InQubeta is a cryptocurrency crowdfunding ecosystem that allows fractionalized investments in AI startups using QUBE tokens, the blockchain’s native currency. Startups raise capital on InQubeta’s platform by minting fractionalized non-fungible tokens (NFTs) representing their companies’ rewards and equity. By buying NFTs of promising startups, QUBE holders can invest in a way that fits their budget and supports the advancement of AI technology. This provides the startups with the necessary funds to continue their progress.
QUBE tokens are designed to be deflationary, with a 2% tax on all transactions going to a burning wallet to be removed from circulation. There’s also a 5% sell tax on QUBE tokens that funds a reward pool for token holders who help to run the blockchain by staking their coins.
InQubeta believes that combining cryptocurrencies and AI technology offers promising opportunities for innovation and growth that can overcome the obstacles that often make conventional investment channels challenging to access and ineffective.
The platform harnesses the power of blockchain and smart contracts to streamline the investment process for both investors and startups. With AI investments projected to reach $1,591 billion by 2030, InQubeta is proud to contribute to this rapidly growing industry.
Chainlink still has room for growth
Chainlink serves as middleware that securely connects non-blockchain entities with blockchain networks. Its native currency, LINK, is used to collateralize smart contracts on the network and to pay network fees.
Chainlink is a decentralized oracle network that uses blockchain technology to enable hybrid smart contracts to perform computations on and off the blockchain.

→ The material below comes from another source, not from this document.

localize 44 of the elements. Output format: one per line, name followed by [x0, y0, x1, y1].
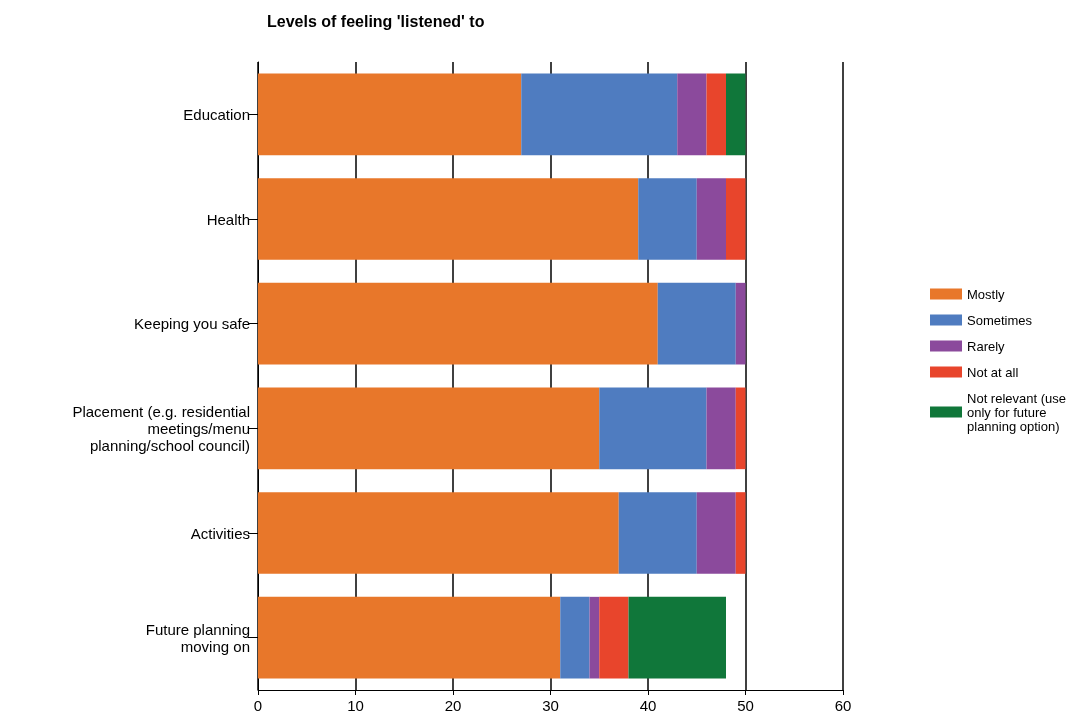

LINK prices rose by 59.79x during its initial coin offering (ICO), and investors have enjoyed massive returns on their investments since then. Many InQubeta investors are expecting similar levels of success.
Cardano prices are rising slowly
Cardano is one of ethereum’s (ETH) top rivals. It’s a proof-of-stake blockchain network that is more energy efficient than proof-of-work blockchains.
Cardano is an open-source platform that aims to provide a fairer, more transparent, and more secure cryptocurrency.
ADA, Cardano’s native currency, was priced at $ 0.0024 per ADA during its ICO, and investors have enjoyed a 157x return on their investments since then.
Purchasing discounted tokens of promising cryptocurrencies during their presales or initial coin offerings is one of the most effective ways to make significant profits from cryptocurrency investments.
Many InQubeta investors hope to enjoy similar returns on their investments as Cardano and Chainlink investors have enjoyed since their ICOs.